Ahmed Ghailani lost in Federal court. And, of course, the media dashes to the exits to pronounce him a winner. Even as I grow more disgusted with the dregs celebrating the collapse of the American experiment in justice, democracy and the rule of law, I wonder. Do these cretins honestly not get it? Or are they just so subsumed with hatred, and so captivated by the concept of 'the other' that they honestly cannot see the course they have chosen.
How many times does it have to be said? How hard, really, is it to grasp? Ghailani is not a soldier. He is a criminal. There IS no war. There is no army, no capitol to take, no government to depose, no identifiable enemy, just a few hundred trans-national criminals to be prosecuted, convicted and sentenced. All within the simple day-to-day process of a functioning democracy. But when it all goes off the rails, when we violate our own laws and adopt the very methods of those we are fighting, when we choose to fight criminality not with the rule of law, but with more, and more vicious criminality, we find ourselves caught in a bind of our own making.
We must realize that it would have been a simple matter to convict Ahmed Ghailani on all these charges if we had followed our own time-proven rules. He was NOT acquitted because the prosecutor failed, or the Federal Courts somehow were unable to deal with the magnitude or character of his crimes. Pay attention now, this is important. He was acquitted of most of the charges because WE TORTURED HIM. Those statements are NOT admissible in a trial. We, as Americans, used to be very clear on why that is important, and why coerced testimony cannot be allowed. Now, frothing at the mouth, we wonder why this criminal defendant was acquitted of the murder and terrorism charges against him, ignoring the fact that he WAS convicted of conspiracy for which he will spend decades, if not the rest of his natural life, in prison. We demand Military Tribunals, a system of justice that has a poor track record for convicting terrorist defendants and little global respect, over a system that somehow managed to render a harsh verdict and maximally punish a mid-level terrorist operator for crimes committed DESPITE the fact that the American government found it expedient to torture him and hold him illegally for years in detention without charge or due process.

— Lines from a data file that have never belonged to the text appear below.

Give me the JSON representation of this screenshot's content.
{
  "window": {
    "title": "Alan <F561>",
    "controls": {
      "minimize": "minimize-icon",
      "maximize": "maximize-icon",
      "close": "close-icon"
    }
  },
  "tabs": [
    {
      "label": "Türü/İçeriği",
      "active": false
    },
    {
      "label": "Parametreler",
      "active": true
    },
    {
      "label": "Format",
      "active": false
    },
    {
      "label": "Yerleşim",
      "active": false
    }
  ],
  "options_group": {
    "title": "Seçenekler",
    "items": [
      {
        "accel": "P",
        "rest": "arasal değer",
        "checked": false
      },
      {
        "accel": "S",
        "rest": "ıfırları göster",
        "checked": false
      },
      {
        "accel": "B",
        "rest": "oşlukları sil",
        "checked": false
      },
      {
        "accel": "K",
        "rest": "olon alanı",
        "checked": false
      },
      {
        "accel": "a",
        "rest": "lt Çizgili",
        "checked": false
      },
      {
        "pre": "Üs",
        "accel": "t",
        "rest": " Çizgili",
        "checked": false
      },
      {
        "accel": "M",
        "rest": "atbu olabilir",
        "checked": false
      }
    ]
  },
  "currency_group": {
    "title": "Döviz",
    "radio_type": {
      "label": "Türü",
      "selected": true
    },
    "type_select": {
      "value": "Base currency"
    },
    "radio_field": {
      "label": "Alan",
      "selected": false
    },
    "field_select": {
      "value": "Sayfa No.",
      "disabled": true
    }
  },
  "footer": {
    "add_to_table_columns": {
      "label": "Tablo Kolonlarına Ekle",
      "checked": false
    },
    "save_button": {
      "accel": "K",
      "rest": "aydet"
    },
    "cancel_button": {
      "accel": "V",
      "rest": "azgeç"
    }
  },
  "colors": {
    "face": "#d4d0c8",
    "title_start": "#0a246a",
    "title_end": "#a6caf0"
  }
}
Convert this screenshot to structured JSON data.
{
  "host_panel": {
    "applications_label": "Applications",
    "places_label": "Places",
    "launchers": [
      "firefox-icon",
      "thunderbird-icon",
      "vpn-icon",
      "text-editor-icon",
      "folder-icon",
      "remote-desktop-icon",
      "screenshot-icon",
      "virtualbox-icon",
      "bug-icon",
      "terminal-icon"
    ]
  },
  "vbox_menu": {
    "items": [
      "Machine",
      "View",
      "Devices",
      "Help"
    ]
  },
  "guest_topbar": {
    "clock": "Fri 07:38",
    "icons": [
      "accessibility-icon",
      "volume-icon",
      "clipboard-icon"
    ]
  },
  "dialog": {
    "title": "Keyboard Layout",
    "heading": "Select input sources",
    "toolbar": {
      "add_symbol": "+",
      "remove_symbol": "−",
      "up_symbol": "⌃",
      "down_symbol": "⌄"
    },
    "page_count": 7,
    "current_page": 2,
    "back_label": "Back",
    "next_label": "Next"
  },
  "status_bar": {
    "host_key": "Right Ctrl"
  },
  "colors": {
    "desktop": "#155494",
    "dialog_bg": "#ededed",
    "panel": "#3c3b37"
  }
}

I'd have to say that's an amazing and somewhat disconcerting accomplishment all on it's own.
And yet the politically motivated outrage comes screaming in from every speaker, from every screen, from every paper. It's not good enough that we captured him. It's not near enough that we held him, and tortured him, and interrogated him and in the end prosecuted him and convicted him. Oh no. That the courts that acquitted him on the terrorism charges did not have the capacity to accept coerced evidence proves they are simply not up to the job. We need to try terror suspects in a venue that will ensure their conviction, no matter what has been done to them in our names. What if Ghailani had been found not guilty of all charges?
And that is, ultimately, the key question. I submit that we have become cowards, too afraid of the wrath of one man to live up to our own values, and we would have been seen by the world for what we are. It is one thing to hold people in detention without trial or due process for years, but it is another thing altogether to put one of those detainees on trial, have him found not guilty and still refuse to release him. What do you suppose we have learned about the future of the Guantanamo detainees, and our belief in our system of justice? We know our justice system works, not because of Ghailani's conviction, but because of the hundreds of not guilty verdicts. And sadly, disgustingly, it is precisely because the system is so good at rendering justice that it is clearly too politically risky to allow it to be used going forward. But even the Military tribunals have rules against coerced evidence, and they all will have to operate under the minimum mandates in the Constitution. And so, in the dawn of a new era, call it the "Sovietization" of America, we now have our own set of political prisoners we can't try and we won't release. And I miss living in a country that I was proud of.